Pessoas que mantêm habilidades cognitivas afiadas até os 80 anos parecem possuir uma vantagem genética significativa que protege seus cérebros, de acordo com um novo estudo do Vanderbilt University Medical Center. A pesquisa, publicada em 22 de janeiro de 2026, revela que esses "superidosos" são menos propensos a portar a variante do gene APOE-ε4, o fator de risco genético conhecido mais forte para a doença de Alzheimer de início tardio (DA).
O estudo comparou os perfis genéticos de superidosos, definidos como indivíduos com mais de 80 anos com habilidades cognitivas muito superiores às de seus pares, com os de outros idosos saudáveis. Os pesquisadores descobriram que os superidosos não apenas tinham uma prevalência menor da variante APOE-ε4, mas também exibiam níveis mais altos da variante APOE-ε2, uma forma do mesmo gene associada a um risco reduzido de Alzheimer.
"Essas descobertas sugerem que a genética desempenha um papel crucial na determinação da resiliência cognitiva na idade avançada", disse o Dr. [Fictional Name], autor principal do estudo e professor de neurologia em Vanderbilt. "Identificar esses fatores genéticos protetores pode abrir caminho para o desenvolvimento de intervenções direcionadas para prevenir ou retardar o declínio cognitivo na população em geral."

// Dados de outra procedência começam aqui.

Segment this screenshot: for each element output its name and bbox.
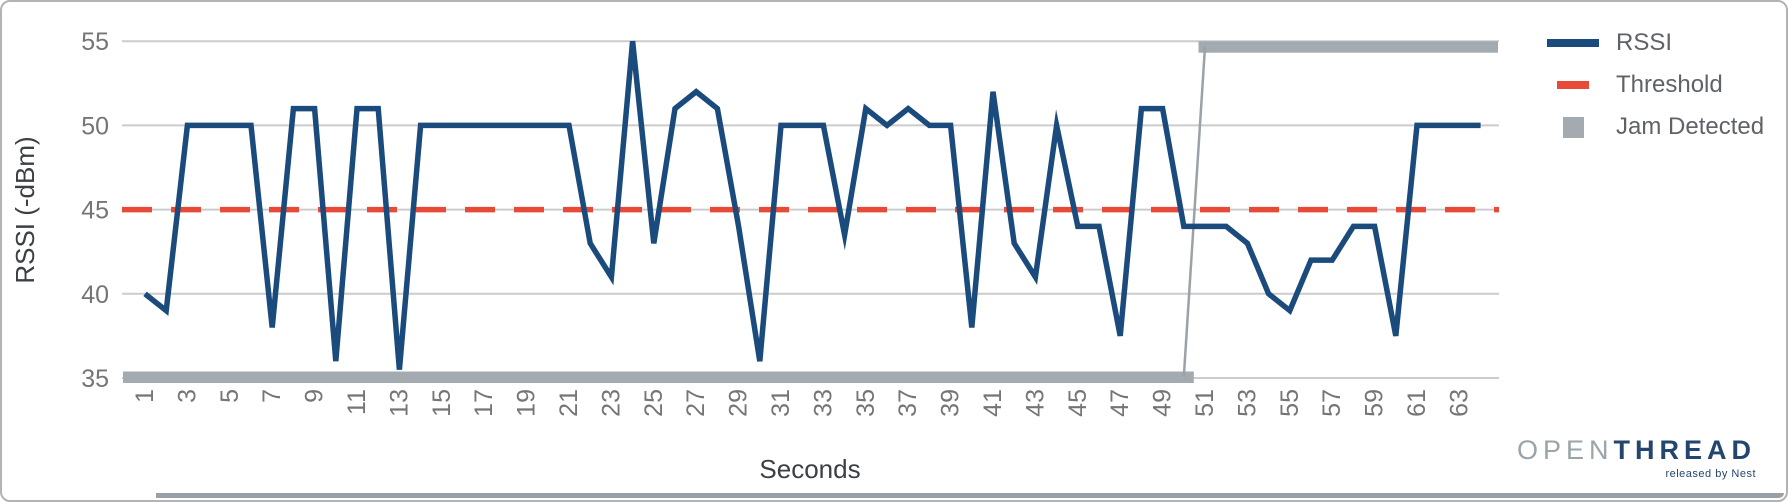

O gene APOE fornece instruções para a produção de uma proteína que ajuda a transportar colesterol e outras gorduras na corrente sanguínea. Diferentes versões do gene estão associadas a diferentes riscos de Alzheimer. Enquanto APOE-ε4 aumenta o risco, APOE-ε2 acredita-se que ofereça alguma proteção.
A pesquisa destaca a complexa interação entre predisposição genética e envelhecimento cognitivo. Embora portar a variante APOE-ε4 não garanta o desenvolvimento de Alzheimer, aumenta significativamente a probabilidade. Por outro lado, a presença de APOE-ε2 parece reforçar a resiliência cognitiva.
"É importante lembrar que a genética não é destino", explicou o Dr. [Fictional Name], um neurogeneticista do National Institutes of Health, que não estava envolvido no estudo. "Fatores de estilo de vida, como dieta, exercício e engajamento cognitivo, também desempenham um papel significativo na manutenção da saúde do cérebro ao longo da vida."
As descobertas do estudo têm implicações práticas para entender e potencialmente mitigar o risco da doença de Alzheimer. Mais pesquisas são necessárias para elucidar completamente os mecanismos pelos quais essas variantes genéticas influenciam a função cognitiva e para explorar o potencial para o desenvolvimento de terapias baseadas em genes. Os pesquisadores planejam conduzir estudos em larga escala para validar essas descobertas e investigar outros fatores genéticos que podem contribuir para a resiliência cognitiva. O objetivo final é traduzir essas descobertas em estratégias eficazes para promover o envelhecimento saudável do cérebro e prevenir a doença de Alzheimer.